Bill’s aesthetic judgments could be, I thought, overly generous, whereas mine could be overly harsh. Bill did not enjoy brawling verbal debates. He tended to retreat when differences of opinion reached a certain crescendo; when things got loud, he got quiet. I had the feeling that when someone offered an opposing opinion and was too strident or dismissive about it, he took it personally, as if his taste was under assault. Whereas I had developed an imperviousness to verbal assault under the forensic tutelage—and pummeling—of some of the most acerbic, opinionated people in comics (Burne Hogarth, Gil Kane, Alex Toth, Steve Ditko, Howard Chaykin) and outside of comics (Artie Shaw and Christopher Hitchens) and learned to enjoy the art of impersonal debate. But the ground rules of impassioned argumentation have to be implicitly agreed to by both parties, and you need the right combination of good cheer and thick-skinnedness to pull it off. I think Bill was uncomfortable with arguments and his boiling point was a lot lower than mine. I noticed this early on and I would occasionally ratchet back the severity of my comments if I thought it would discomfort him; after all, that wasn’t my intention.  

Our noir nights would start at 7:00 p.m. There were usually between four and seven people in attendance, depending on who was available. Bill would arrive every single time at 7:00 p.m. Not at 6:59 or 7:01. At 7:00 sharp. I don’t even know how he did it. Did he sit in his car until 6:59 and then walk to the front door? The rest of the crew would start arriving 15 or 20 or even 30 minutes later. It was during that time, before everyone else arrived, that Bill and I would talk about things that wouldn’t have been appropriate among a group. And it was during one of these times that Bill opened up to me and told me about a current love affair. I would be remiss if I didn’t mention this in a brief sketch of Bill because I think it played a central role in the last three years of his life. He and Joey (not his real name) had a relationship many years ago, which fell apart. Bill regretted this, but moved on. Recently, they had reconnected (I forget how). Joey lived on the East Coast. But their love affair, and their love, reignited, long distance. Bill told me that they’d exchange 20 e-mails a day. They would occasionally speak on the phone. Joey’s circumstances made it difficult for him to be open about their relationship and they never met. I once asked Bill where he saw this going, and he said he didn’t know, didn’t even care if it went anywhere farther than where it was at that moment, that he was happy with the way it was. Bill would give me updates on how his relationship was going, usually unprompted, which was a little uncharacteristic of him, and while he wasn't emotionally demonstrative he didn’t conceal the joy he was feeling and the genuineness of the experience. Bill was as close to giddy as he ever got, and it was a pleasure to see him so happy.

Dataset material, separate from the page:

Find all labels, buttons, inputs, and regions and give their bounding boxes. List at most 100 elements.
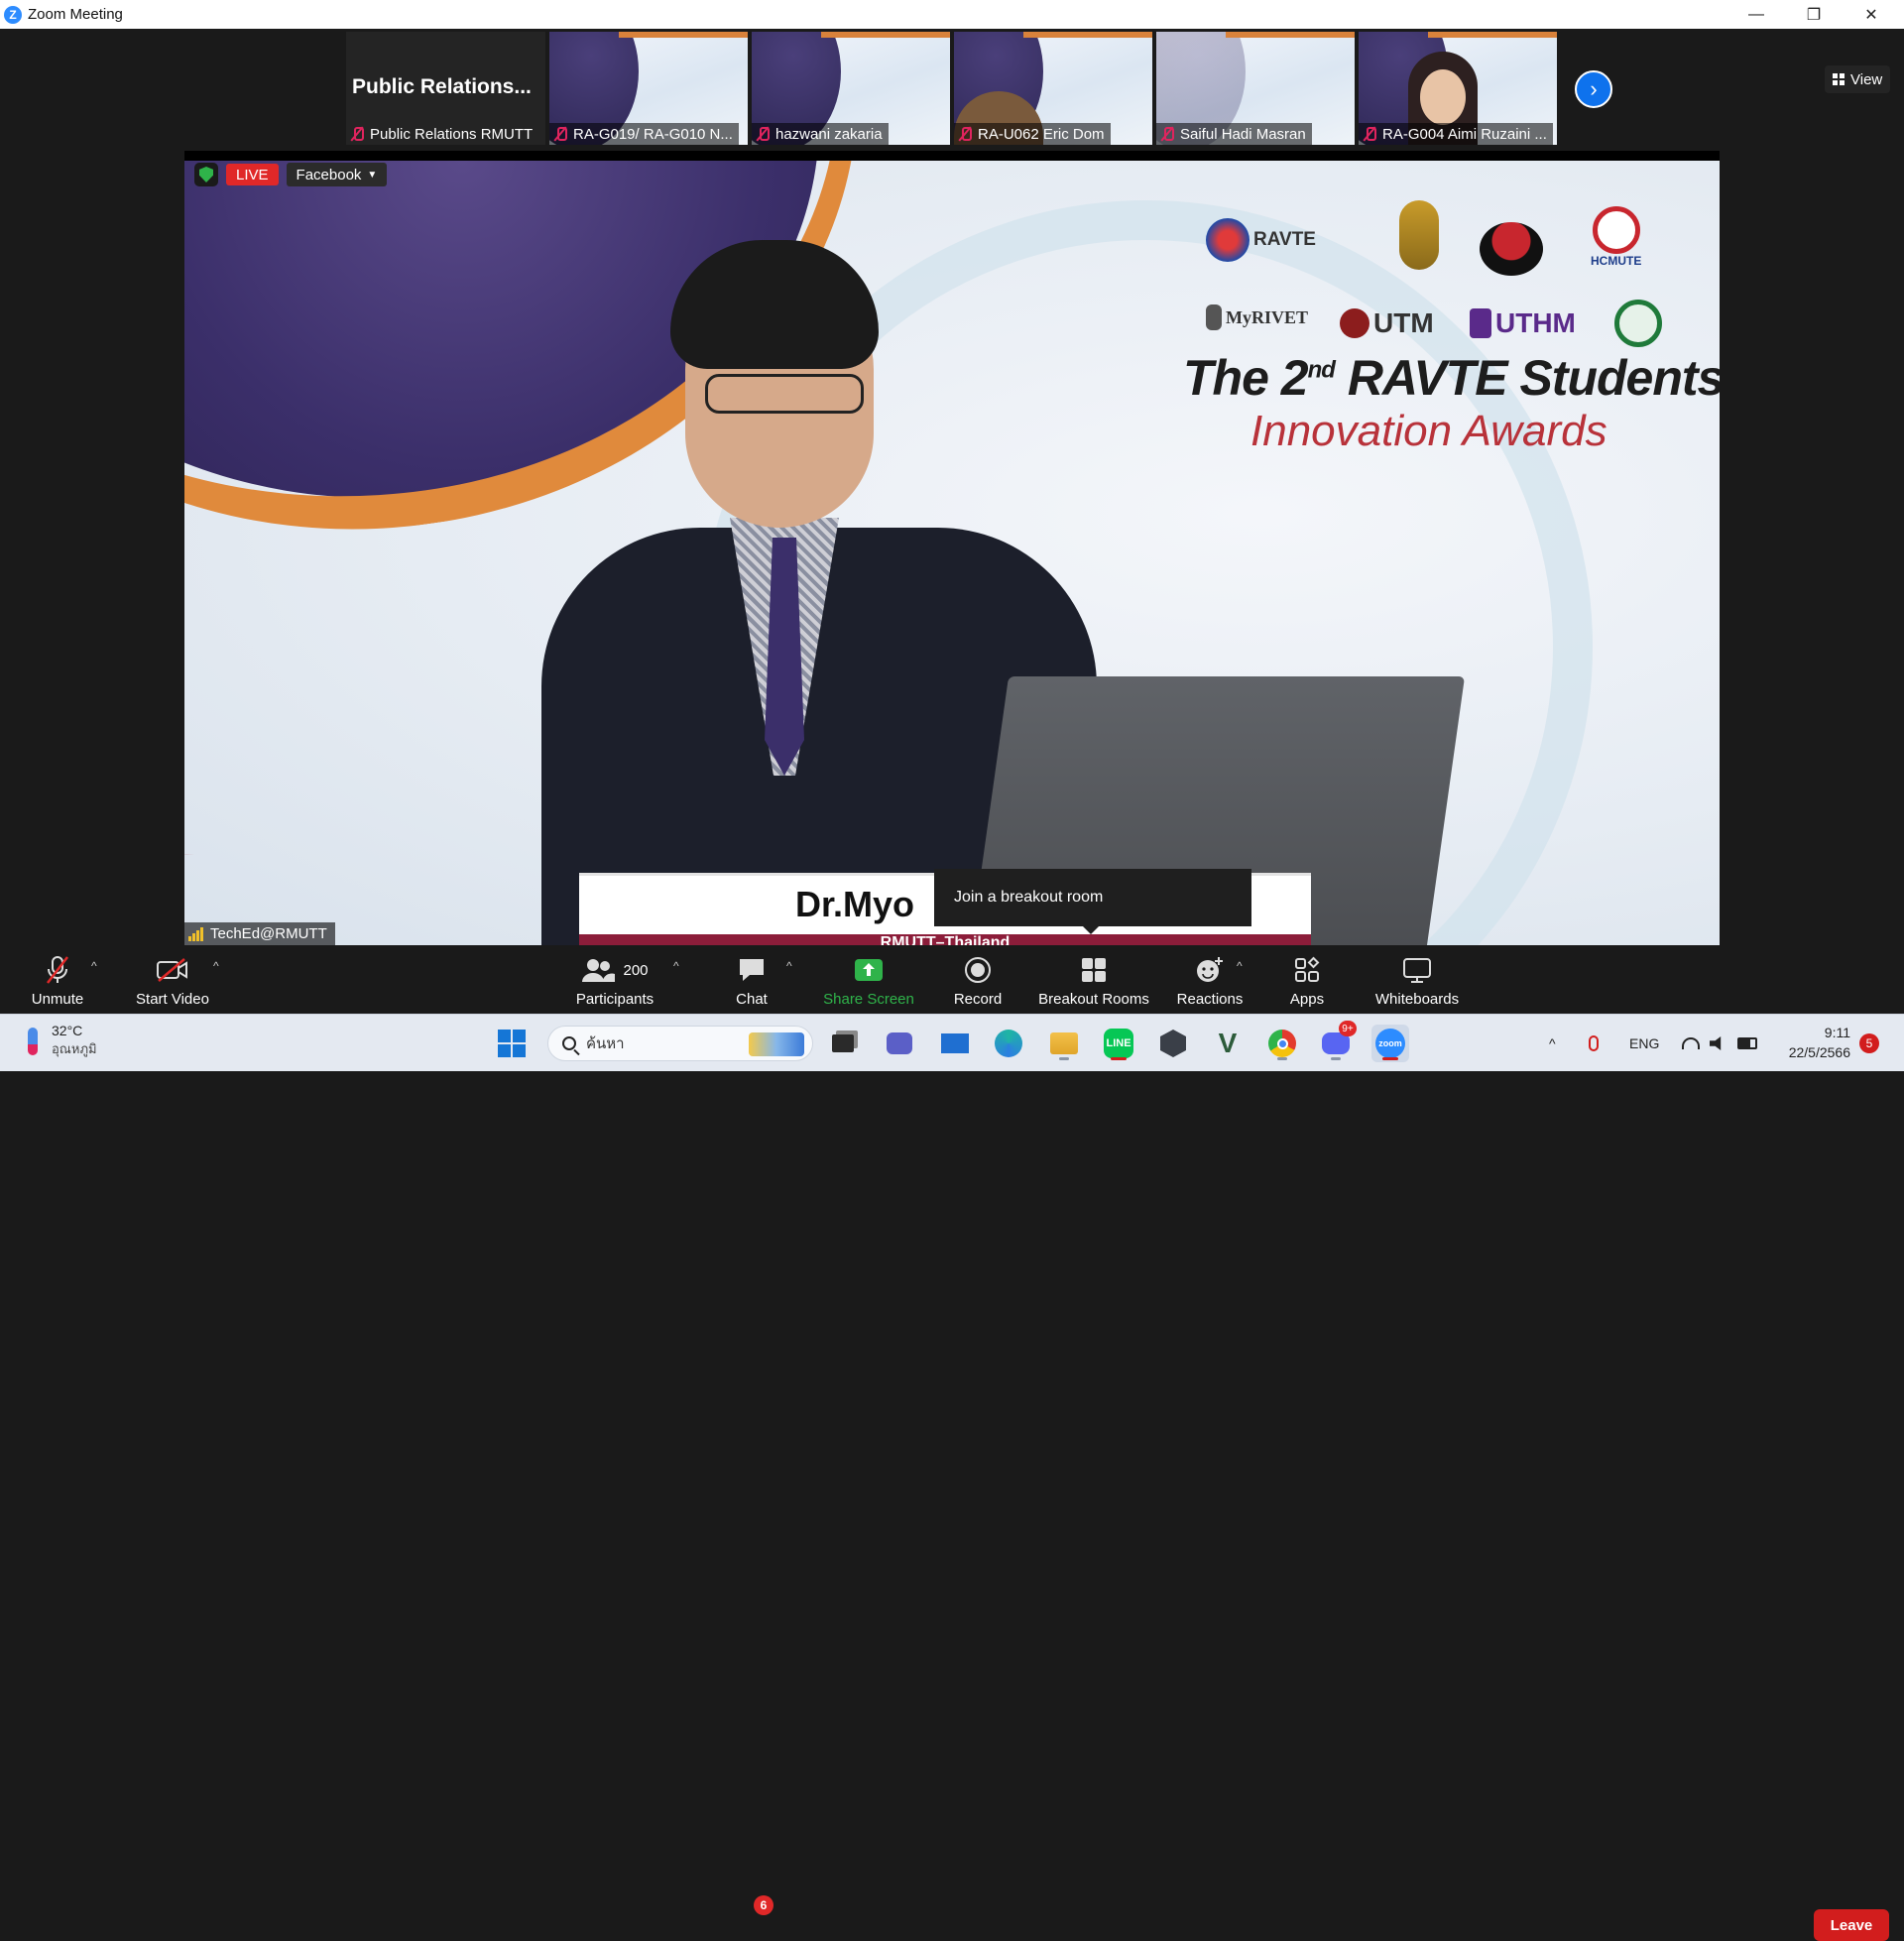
zoom-app-icon[interactable]: zoom: [1371, 1025, 1409, 1062]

In retrospect, everyone’s life breaks down into discrete chapters. I was lucky enough to know Bill in the last chapter of his life, where he transitioned from a fan to a professional, where he went from dabbling as a writer to making it a profession and a vocation. We had the ideal publisher-author relationship, built on mutual respect, supportive, and collaborative. Our friendship was growing, slowly, at its own comfortable pace. I’m still in denial that he won’t swing by Fantagraphics, make a beeline for my office, apologize for interrupting me, sit down, and chat for 30 or 40 minutes, or be the first to show up at Noir Nights—7:00 p.m. sharp.